El asunto era que fuera de mi realidad, también buscaba en sumergirme en la lectura, un mundo donde, igualmente había deseos vendidos, y sabía que eran sólo fantasía para acompañar las vidas solitarias de las personas, un lugar donde venderles una realidad que sencillamente no existía. Creía fielmente en una frase que me había marcado de joven “hay que inyectarse un poco de fantasía, para no morir de realidad”, y en ese orden de ideas, yo me encontraba leyendo esa tarde de viernes La cámara de Pandora. Había una frase que se me quedó grabada como un negativo mal revelado, porque sentí una conexión profunda del libro con mi realidad:
“La fotografía ya no es un testimonio de lo que fue, sino un invento de lo que queremos que sea”
Cerré el libro y me puse a reflexionar. Siempre veíamos las fotos como el recuerdo de una experiencia, de una emoción contenida en un momento del espacio-tiempo, pero ¿y si esa imagen era también el invento indirecto de nuestra mente para decir que queremos que la vida sea así como allí en esa imagen se plasma? ¿un vislumbro de esperanza en dosis de morfina figurativa?
Luego pensé en mi trabajo, no porque estuviera buscando ideas de cómo resolver los asuntos que tenía pendientes en la oficina, sino porque, era consciente de que mi vida se había convertido en eso: en una postproducción constante. Mi mente era una editora incansable, una experta en sobre pensar cada encuadre de mi realidad para que no doliera. Yo era la ciega que se revolvía la cabeza antes de ver la cruda realidad. Me inventaba subtítulos poéticos para los silencios de los demás porque la verdad – la falta de interés, la distancia, el vacío, la ausencia de profundidad- no encajaba en mi narrativa profesional e indirectamente, en la personal tampoco. Sencillamente no podía vender sino podía generar en otros un incremento de dopamina de cual me declaraba adicta.

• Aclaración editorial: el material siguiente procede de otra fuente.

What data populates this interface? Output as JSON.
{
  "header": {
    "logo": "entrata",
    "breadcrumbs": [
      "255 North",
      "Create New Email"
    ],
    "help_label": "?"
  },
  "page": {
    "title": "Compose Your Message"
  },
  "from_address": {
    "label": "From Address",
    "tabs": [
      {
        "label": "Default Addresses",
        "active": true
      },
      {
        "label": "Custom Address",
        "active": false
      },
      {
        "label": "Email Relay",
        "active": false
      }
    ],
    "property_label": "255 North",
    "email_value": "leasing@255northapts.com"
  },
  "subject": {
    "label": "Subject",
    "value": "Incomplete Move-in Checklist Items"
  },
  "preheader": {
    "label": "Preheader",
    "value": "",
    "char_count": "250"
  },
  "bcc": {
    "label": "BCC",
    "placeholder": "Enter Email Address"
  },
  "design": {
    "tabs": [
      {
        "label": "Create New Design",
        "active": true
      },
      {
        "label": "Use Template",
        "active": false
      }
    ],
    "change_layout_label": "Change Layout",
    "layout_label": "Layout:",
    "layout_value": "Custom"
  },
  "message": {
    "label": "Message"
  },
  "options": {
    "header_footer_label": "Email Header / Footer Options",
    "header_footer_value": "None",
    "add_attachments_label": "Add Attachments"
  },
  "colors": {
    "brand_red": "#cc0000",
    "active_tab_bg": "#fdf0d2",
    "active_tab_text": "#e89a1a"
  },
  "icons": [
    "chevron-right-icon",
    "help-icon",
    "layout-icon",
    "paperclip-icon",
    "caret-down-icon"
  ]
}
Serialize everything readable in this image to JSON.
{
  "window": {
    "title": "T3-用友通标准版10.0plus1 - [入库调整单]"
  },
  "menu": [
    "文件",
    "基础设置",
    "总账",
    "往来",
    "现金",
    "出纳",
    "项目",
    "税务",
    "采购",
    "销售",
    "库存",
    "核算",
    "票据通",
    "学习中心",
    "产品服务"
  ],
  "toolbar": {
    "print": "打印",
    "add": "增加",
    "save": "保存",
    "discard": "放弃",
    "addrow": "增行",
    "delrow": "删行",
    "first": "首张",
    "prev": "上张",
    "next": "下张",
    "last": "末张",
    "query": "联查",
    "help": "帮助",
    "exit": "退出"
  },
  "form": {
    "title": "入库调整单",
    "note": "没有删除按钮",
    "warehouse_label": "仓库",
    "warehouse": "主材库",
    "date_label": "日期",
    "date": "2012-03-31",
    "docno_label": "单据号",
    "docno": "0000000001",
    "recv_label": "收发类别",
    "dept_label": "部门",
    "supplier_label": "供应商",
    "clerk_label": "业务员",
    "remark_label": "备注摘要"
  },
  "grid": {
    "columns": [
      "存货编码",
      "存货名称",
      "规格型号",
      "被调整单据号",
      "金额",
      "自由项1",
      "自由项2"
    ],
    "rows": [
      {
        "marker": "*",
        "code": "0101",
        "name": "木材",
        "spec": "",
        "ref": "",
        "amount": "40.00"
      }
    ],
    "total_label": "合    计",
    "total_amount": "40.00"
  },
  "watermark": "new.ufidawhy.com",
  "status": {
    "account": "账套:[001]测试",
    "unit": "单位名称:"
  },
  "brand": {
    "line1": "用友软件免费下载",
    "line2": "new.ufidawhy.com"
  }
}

Pero, así como existimos ciegos, también están los sordos, que por voluntad propia no escuchan lo que los demás tienen para decir puesto que les supone involucrarse, quizás preocuparse y claramente salirse de su mundo y zona de confort. Luego están los mudos, que en cualquier caso puede compartir rasgos con sordos y ciegos, pero que además la ausencia de palabra, hacía que hubiera más malos entendidos de lo que normalmente podría haber en la dinámica social.
Y finalmente, podía decir que todos compartían una sola cosa: la falta de empatía por sí mismos o hacia otros.